Ich schwieg beschämt. Ich hätte früher schweigen und wissen sollen, daß der Mensch viel leichter in seinem Glauben, als in seinem Aberglauben zu erschüttern ist.

Es wurden noch andere Geister citirt. Pascal, Jean Jacques Rousseau, Balzac mußten herhalten; ja selbst Verger, der Mörder des Erzbischofs von Paris, wurde über seinen gegenwärtigen Aufenthalt, über seinen Zustand und über seine Ansichten befragt. Die Antworten dieser abgeschiedenen Geister waren eben so geistlos, eben so albern wie die Voltaire’schen. Der Vorsitzende, der auf manchen Gesichtern eine gewisse Unzufriedenheit lesen mochte, bemerkte am Schlusse der Sitzung, daß die Geister sich zwar immer gleich blieben, daß aber die Media nicht jeden Tag in der nämlichen Verfassung seien, und vertröstete auf die nächste Sitzung. Als wir schieden, wurden uns im Vorsaal mehrere Bücher, Broschüren und Journale, die sich sämmtlich auf den Magnetismus und Spiritismus bezogen und den Baron zum Verfasser hatten, unter den wärmsten Empfehlungen zum Kauf angeboten. Mit dem englischen Ehepaar suchte ich mich auf der Heimkehr zu versöhnen. Ich verlor Beide bald aus den Augen, hörte aber nach einigen Jahren, daß sie, dem Wahnsinne verfallen, in eine Irrenanstalt untergebracht worden, wo sie sich täglich sehen und aneinander vorüber gehen, ohne sich zu kennen.
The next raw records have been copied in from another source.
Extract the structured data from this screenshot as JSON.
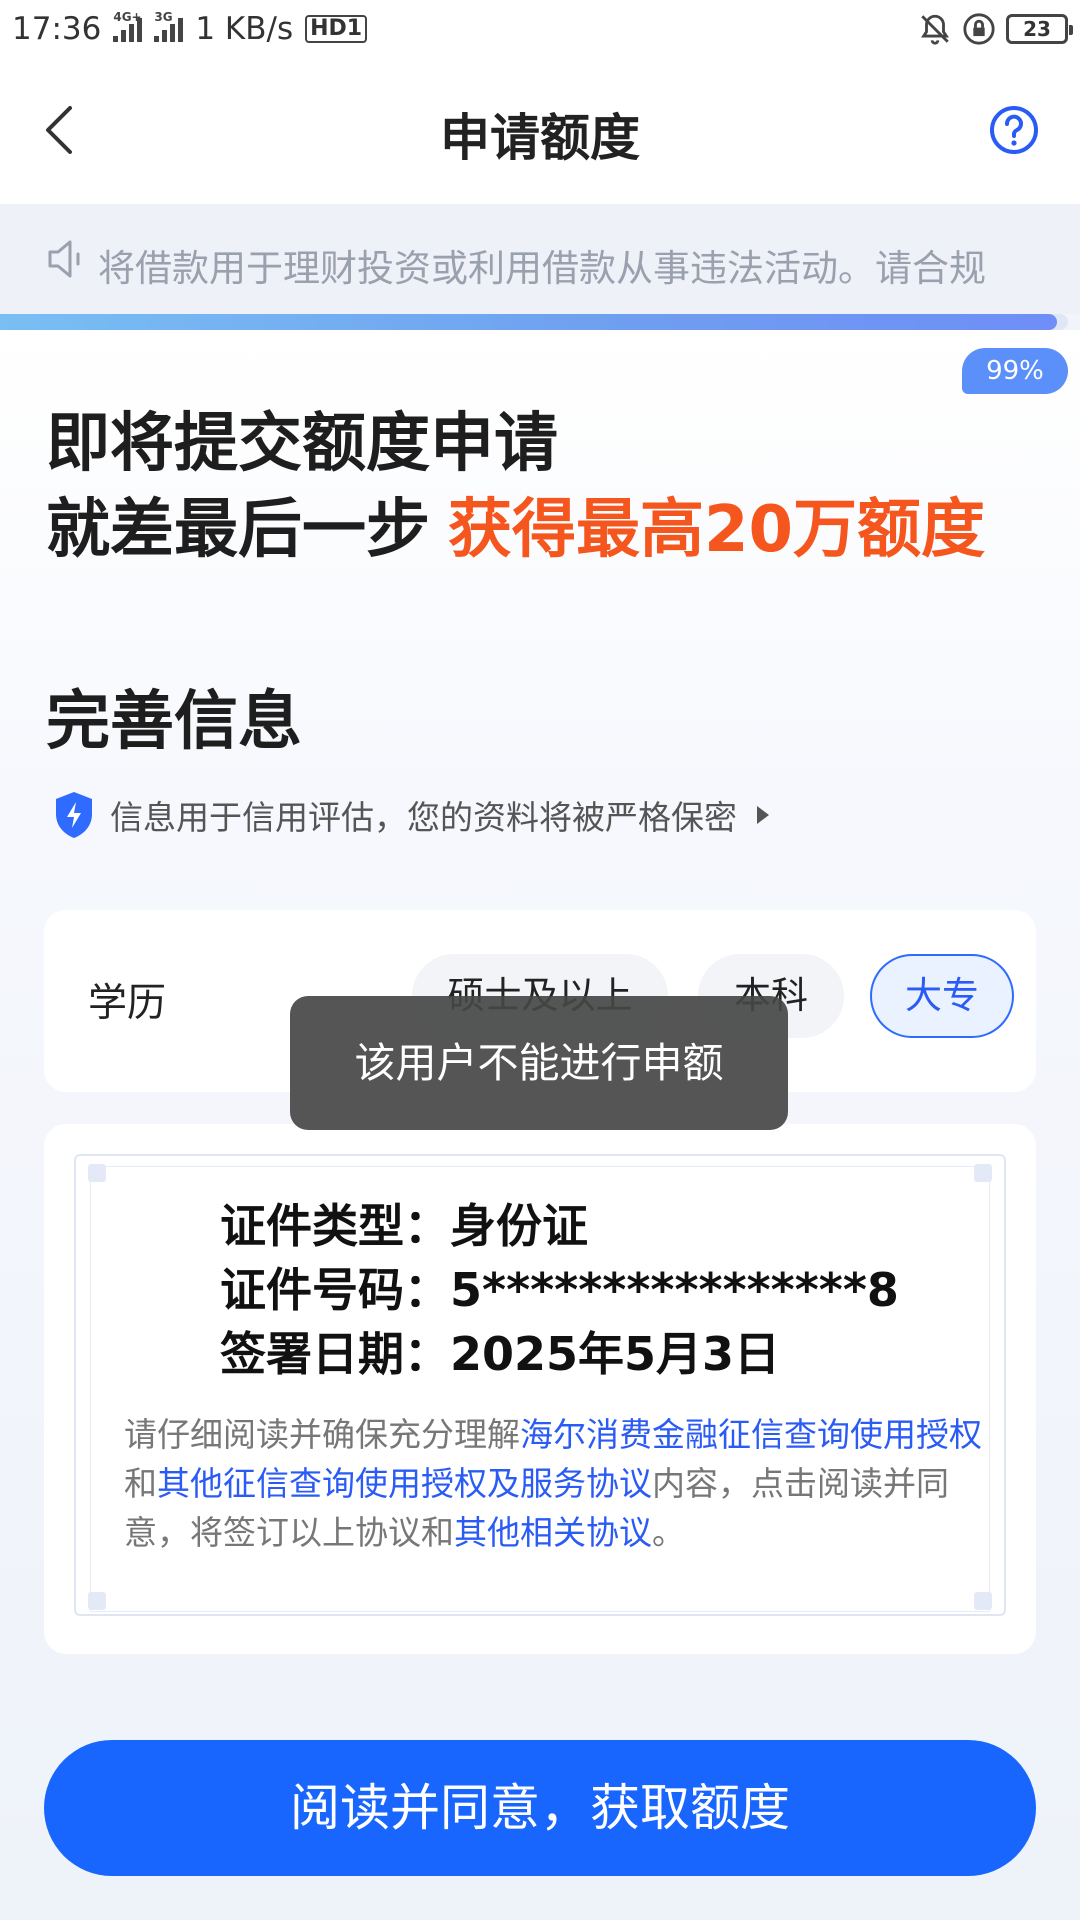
{
  "status_bar": {
    "time": "17:36",
    "network_1": "4G+",
    "network_2": "3G",
    "speed": "1 KB/s",
    "hd": "HD1",
    "battery": "23",
    "icons": [
      "bell-mute-icon",
      "rotation-lock-icon",
      "battery-icon"
    ]
  },
  "nav": {
    "title": "申请额度",
    "back_icon": "chevron-left-icon",
    "help_icon": "question-circle-icon"
  },
  "notice": {
    "icon": "speaker-icon",
    "text": "将借款用于理财投资或利用借款从事违法活动。请合规"
  },
  "progress": {
    "percent": 99,
    "label": "99%"
  },
  "hero": {
    "line1": "即将提交额度申请",
    "line2_prefix": "就差最后一步",
    "line2_highlight": "获得最高20万额度"
  },
  "section": {
    "title": "完善信息",
    "privacy_icon": "shield-lightning-icon",
    "privacy_text": "信息用于信用评估，您的资料将被严格保密"
  },
  "education": {
    "label": "学历",
    "options": [
      "硕士及以上",
      "本科",
      "大专",
      ""
    ],
    "selected": "大专"
  },
  "toast": {
    "text": "该用户不能进行申额"
  },
  "certificate": {
    "id_type": "证件类型：身份证",
    "id_number": "证件号码：5****************8",
    "sign_date": "签署日期：2025年5月3日"
  },
  "consent": {
    "part1": "请仔细阅读并确保充分理解",
    "link1": "海尔消费金融征信查询使用授权",
    "part2": "和",
    "link2": "其他征信查询使用授权及服务协议",
    "part3": "内容，点击阅读并同意，将签订以上协议和",
    "link3": "其他相关协议",
    "part4": "。"
  },
  "cta": {
    "label": "阅读并同意，获取额度"
  },
  "colors": {
    "primary": "#1966ff",
    "highlight": "#f4561e",
    "progress_badge": "#5b8ff9"
  }
}
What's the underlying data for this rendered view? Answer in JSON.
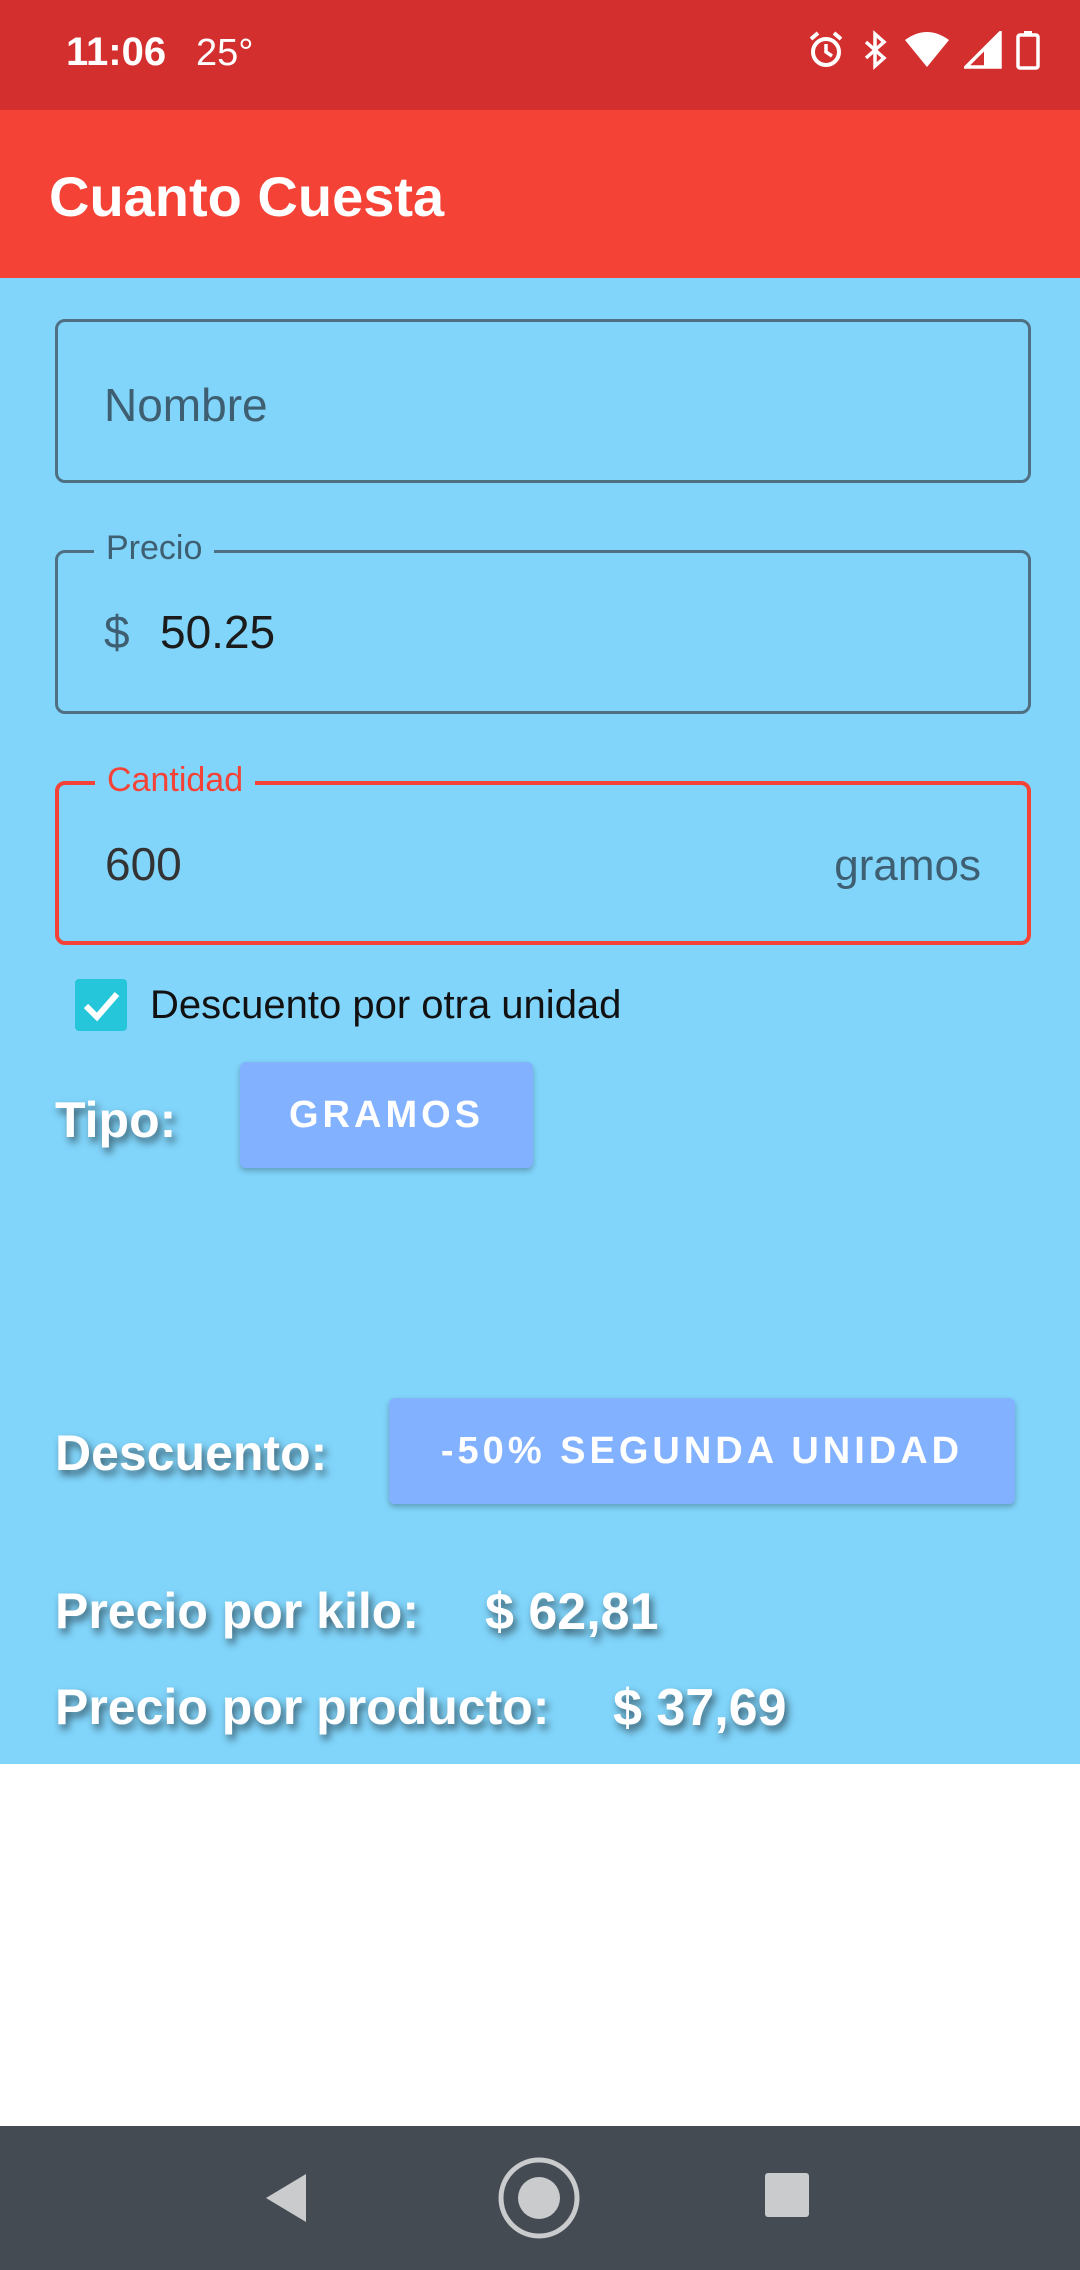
{
  "status_bar": {
    "time": "11:06",
    "temperature": "25°",
    "icons": [
      "alarm-icon",
      "bluetooth-icon",
      "wifi-icon",
      "signal-icon",
      "battery-icon"
    ]
  },
  "app_bar": {
    "title": "Cuanto Cuesta"
  },
  "form": {
    "nombre": {
      "placeholder": "Nombre",
      "value": ""
    },
    "precio": {
      "label": "Precio",
      "prefix": "$",
      "value": "50.25"
    },
    "cantidad": {
      "label": "Cantidad",
      "value": "600",
      "suffix": "gramos"
    }
  },
  "tipo": {
    "label": "Tipo:",
    "button_label": "GRAMOS"
  },
  "descuento_checkbox": {
    "label": "Descuento por otra unidad",
    "checked": true
  },
  "descuento": {
    "label": "Descuento:",
    "button_label": "-50% SEGUNDA UNIDAD"
  },
  "results": {
    "precio_kilo_label": "Precio por kilo:",
    "precio_kilo_value": "$ 62,81",
    "precio_producto_label": "Precio por producto:",
    "precio_producto_value": "$ 37,69"
  },
  "colors": {
    "status_bar": "#d32f2f",
    "app_bar": "#f44336",
    "content_bg": "#81d4fa",
    "button": "#82b1ff",
    "checkbox": "#26c6da",
    "nav_bar": "#444b53"
  },
  "nav": {
    "icons": [
      "back-icon",
      "home-icon",
      "recents-icon"
    ]
  }
}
In der Rue des Bons Enfants werden ebenfalls spiritische Abendvorstellungen gegeben. Dort lassen sich die Geister aus den Schubläden der Tische, Schränke und Commoden vernehmen. Ich besuchte eine dieser Sitzungen mit einem deutschen Gelehrten. Um den runden Tisch, auf dem sich eine große Lampe befand, saßen ausschließlich Damen, von denen die meisten unmittelbar vor oder sogar schon hinter der Grenze des Schwabenalters angelangt waren. Unter den Männern befanden sich einige pensionirte Officiere und ein Abbé. Gegen zehn Uhr ging der Spectakel los. Eine der Damen citirte, nachdem ihre Nachbarinnen sämmtlich ihre Hände auf den Tisch gelegt hatten, den Geist eines in der Krim gefallenen Husarenmajors. Der Geist fing sogleich an, ganz husarenhaft im Tisch zu rumoren, und ließ durch sein Gepolter erklären, daß er etwas auf dem Gewissen habe und deshalb die ewige Ruhe nicht finden könne; was er aber auf dem Gewissen habe, könne er nur einer Dame mittheilen, die am Ufer der Garonne wohne. Nun wollte man wissen, wie sich die Dame nenne, da sprang der Tisch vor Unwillen über diese Indiscretion hoch empor, ohne daß sich die Lampe nur im Mindesten bewegte. Mein gelehrter Landsmann hatte nun den unglücklichen Einfall, den Tisch untersuchen zu wollen und dabei zu sehen, ob die Lampe nicht an demselben befestigt wäre. Dies erregte den heftigen Zorn besonders der Damen. Sie beschwerten sich darüber, daß man Leute einführe, deren Zweifelsucht die Geister erschrecke; denn die Geisterwelt sei nur dem erschlossen, der gläubigen und kindlichen Herzens in dieselbe einzutreten begehre. Die Hausherrin, die den Vorsitz an der Geistertafel führte, wollte die Sitzung schließen, was jedoch der Abbé durch einige salbungsvolle Worte verhinderte. Ich fand es inzwischen für gut, mich mit meinem Landsmann unbemerkt davon zu machen.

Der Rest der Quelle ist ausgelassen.